The same, the angle–expansion ratio, R a , is defined as: R a = [ ( θ 1 − θ 0 ) / θ 0 ] × 100 % , which is schematically shown in Figure 10c. Herein, R a is the angle–expansion ratio; θ 0 is the initial angle formed among three neighboring atoms; and θ 1 is the current angle formed among the same three neighboring atoms processed by dynamic loading. Also, it is worthy to note that only one direction along the tensile loading is considered and the angle–expansion ratio, R a , measured in this work is an average value. Then, at each strain rate, the angle–expansion ratio, R a , at yield stress point and maximum stress point can be obtained. Accordingly, the strain rate dependences of theirs can be derived as shown in Figure 10d. With the increase in strain rate, the angle–expansion ratio, R a , at both yield stress point and maximum stress point increase, which show the strain rate dependencies.

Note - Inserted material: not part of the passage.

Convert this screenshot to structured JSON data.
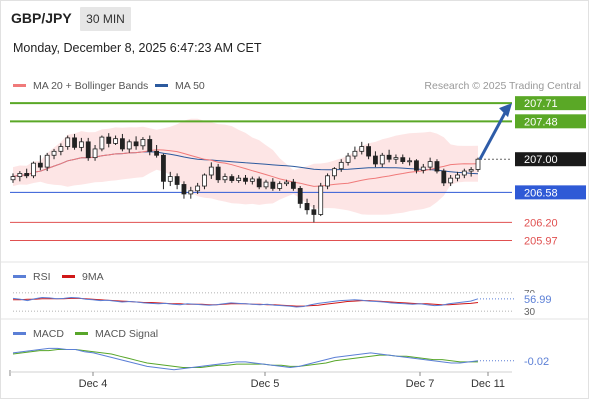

According to the quantitative analysis in Figure 10b and d, with the increase in strain rate, both straightening ratio and bond angle–expansion ratio increase, which contributes to the disentanglement of molecular chain upon dynamic loading. That means the loading at a higher strain rate can lead to a greater degree of disentanglement, which is mainly conducted by the straightening of characteristic molecular chain and bond angle expansion. Herein, the increase in bond length is deemed to make less effect on the material deformation and it will cause the material failure.